18. Military caravans numbering well in excess of 10,000 were common in the Inka period. In March 1533 - while Pizarro and most conquistadors remained in Cajamarca - a Black man returned from an exploratory expedition to the south, including an encounter with a large Inka army under the leadership of Challku Chima. The man reported that a khipu kamayuq (khipu-keeper) shared with him his count of the army's size he kept in his khipu (knotted-cord) registry; it indicated that 35,000 Andeans traveled with the army. The archaeologist, Terance D'Altroy, estimated that such an army would have taken thirty-seven hours of continuous travel to pass single-file over a narrow mountain pass or bridge. D’Altroy, Provincial Power in the Inka Empire, 86.

1. The Wankas testified to providing approximately 7000 warriors, porters, and servants during the course of the journey.

2. It would have required one thousand porters or more just to carry the gold and silver the conquistadors transported from Cajamarca to Cusco.

3. Various Andean witnesses indicate that tens of thousands of Andeans transported this gold and silver and other supplies and gifts to Cajamarca in 1532 and 33. As only a small fraction of this treasure was sent back to Spain from Cajamarca, the rest would have been transported to Cusco, requiring similarly immense baggage trains.
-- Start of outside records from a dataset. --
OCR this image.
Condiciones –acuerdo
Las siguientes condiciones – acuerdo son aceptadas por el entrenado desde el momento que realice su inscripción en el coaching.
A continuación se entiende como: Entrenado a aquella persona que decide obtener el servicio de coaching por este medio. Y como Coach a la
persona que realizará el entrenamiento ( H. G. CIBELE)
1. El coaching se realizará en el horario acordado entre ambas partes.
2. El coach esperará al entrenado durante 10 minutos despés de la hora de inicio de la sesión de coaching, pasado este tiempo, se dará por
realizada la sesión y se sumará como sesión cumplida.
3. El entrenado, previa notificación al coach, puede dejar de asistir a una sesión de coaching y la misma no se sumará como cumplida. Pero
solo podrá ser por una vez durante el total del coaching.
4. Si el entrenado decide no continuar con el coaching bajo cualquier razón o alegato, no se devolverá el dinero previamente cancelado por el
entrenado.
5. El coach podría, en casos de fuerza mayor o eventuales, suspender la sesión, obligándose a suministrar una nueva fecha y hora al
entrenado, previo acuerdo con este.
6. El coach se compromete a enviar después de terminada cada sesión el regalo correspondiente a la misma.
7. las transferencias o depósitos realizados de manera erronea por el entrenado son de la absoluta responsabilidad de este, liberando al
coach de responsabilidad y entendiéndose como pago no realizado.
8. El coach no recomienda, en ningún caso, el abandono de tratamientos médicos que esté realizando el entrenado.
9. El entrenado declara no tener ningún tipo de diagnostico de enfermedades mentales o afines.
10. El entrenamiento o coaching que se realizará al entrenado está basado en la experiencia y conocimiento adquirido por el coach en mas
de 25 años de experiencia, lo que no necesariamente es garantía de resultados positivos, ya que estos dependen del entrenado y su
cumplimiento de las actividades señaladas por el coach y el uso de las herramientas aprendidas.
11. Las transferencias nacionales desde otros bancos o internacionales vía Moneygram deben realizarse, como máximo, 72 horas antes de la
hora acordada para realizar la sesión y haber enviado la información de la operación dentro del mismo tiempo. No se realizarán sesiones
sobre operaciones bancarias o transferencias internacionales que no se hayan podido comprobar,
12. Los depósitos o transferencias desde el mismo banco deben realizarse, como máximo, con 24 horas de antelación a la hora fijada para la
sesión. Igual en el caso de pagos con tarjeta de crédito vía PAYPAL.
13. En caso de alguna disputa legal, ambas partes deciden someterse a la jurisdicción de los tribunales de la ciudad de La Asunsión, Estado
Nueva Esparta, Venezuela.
4. Other ethnohistorical evidence describes the passage of armies (and their camp followers) - in earlier and later campaigns - numbering in the tens of thousands.
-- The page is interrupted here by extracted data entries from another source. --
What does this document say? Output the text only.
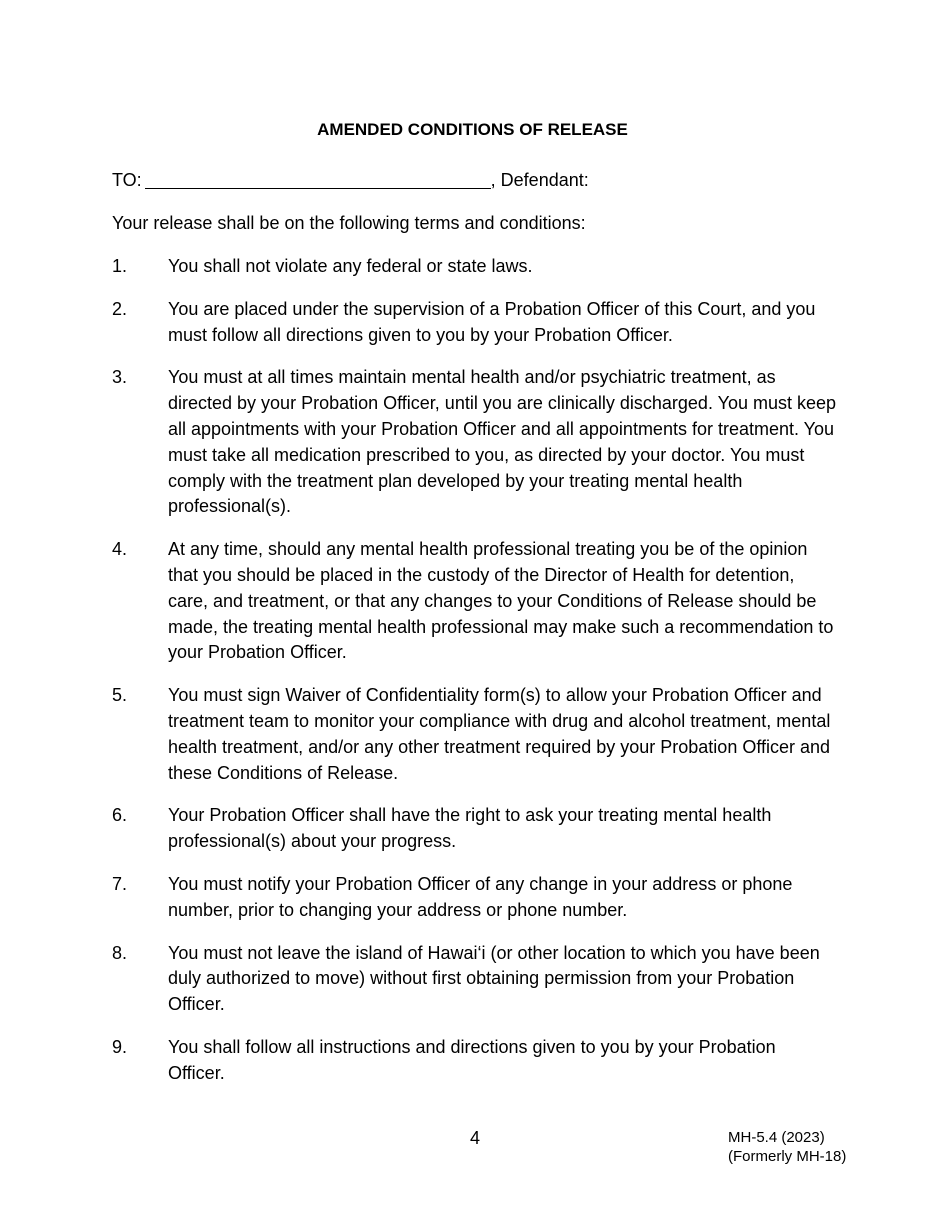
AMENDED CONDITIONS OF RELEASE
TO:	, Defendant:
Your release shall be on the following terms and conditions:
1.	You shall not violate any federal or state laws.
2.	You are placed under the supervision of a Probation Officer of this Court, and you must follow all directions given to you by your Probation Officer.
3.	You must at all times maintain mental health and/or psychiatric treatment, as directed by your Probation Officer, until you are clinically discharged. You must keep all appointments with your Probation Officer and all appointments for treatment. You must take all medication prescribed to you, as directed by your doctor. You must comply with the treatment plan developed by your treating mental health professional(s).
4.	At any time, should any mental health professional treating you be of the opinion that you should be placed in the custody of the Director of Health for detention, care, and treatment, or that any changes to your Conditions of Release should be made, the treating mental health professional may make such a recommendation to your Probation Officer.
5.	You must sign Waiver of Confidentiality form(s) to allow your Probation Officer and treatment team to monitor your compliance with drug and alcohol treatment, mental health treatment, and/or any other treatment required by your Probation Officer and these Conditions of Release.
6.	Your Probation Officer shall have the right to ask your treating mental health professional(s) about your progress.
7.	You must notify your Probation Officer of any change in your address or phone number, prior to changing your address or phone number.
8.	You must not leave the island of Hawai‘i (or other location to which you have been duly authorized to move) without first obtaining permission from your Probation Officer.
9.	You shall follow all instructions and directions given to you by your Probation Officer.
4	MH-5.4 (2023)
(Formerly MH-18)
African slaves appear sparsely in the historical record. Before returning to Peru from Spain in 1529, Francisco Pizarro received a royal license to take fifty enslaved Africans from Cape Verde to Peru as his own. Several other conquistadors received license to take one or two African slaves each.19

19. Not all African members of the expedition were slaves. For example, Pizarro awarded a portion of the gold and silver plundered from Atawallpa to Miguel Ruiz, a mulatto, and Juan García, a Black man.

One witness recalled 40 or 50,000 Andeans being captured in Cajamarca after Atawallpa's capture. Pizarro allowed his men to take whom they wanted for their service while the rest were sent back to their lands. Another witness recalled:

“They killed a huge quantity of Indians and imprisoned the said Atabalipa [Atawallpa] and stole a great quantity of gold, silver, cloth, alpacas, and Indian (both men and women) servants. Each Spaniard present took for himself a very great quantity, so much that, as he was going without restraint), there was a Spaniard that had 200 male and female Indian servants.”20

20. Molina, “Conquista y poblacion del Peru o destruccion del Peru,” 114.

In a letter from Panama, written in October 1533, a colonial official lamented the loss of 10,000 “indios” from Panama who were taken to Peru.21 However, given the small size and number of ships that had sailed from Peru to Panama prior to that date, this number is almost certainly exaggerated.

21. Letter: Lic. Espinosa al Emperador (Panama, Oct 10, 1533) in Porras Barrenechea, Cartas del Perú, Letter 52.

Llama caravans helped carry the baggage of pre and post-contact military campaigns in the Andes. One early report described 10,000 llamas filing behind Atawallpa in 1532, carrying food and supplies.22

21. Letter: Lic. Espinosa al Emperador (Panama, July 21, 1533) in Porras Barrenechea, Cartas del Perú, Letter 46.

In all, I estimate 10,000 or more people (Andean, Central American, and African; enslaved and free) traveled with the conquistadors. Although the slaves may have had no choice, many Andeans participated in the conquest expedition as allies to serve their own ends (such as the reconquest of their homelands). Tupaq Wallpa traveled near the front of this caravan, with a large entourage.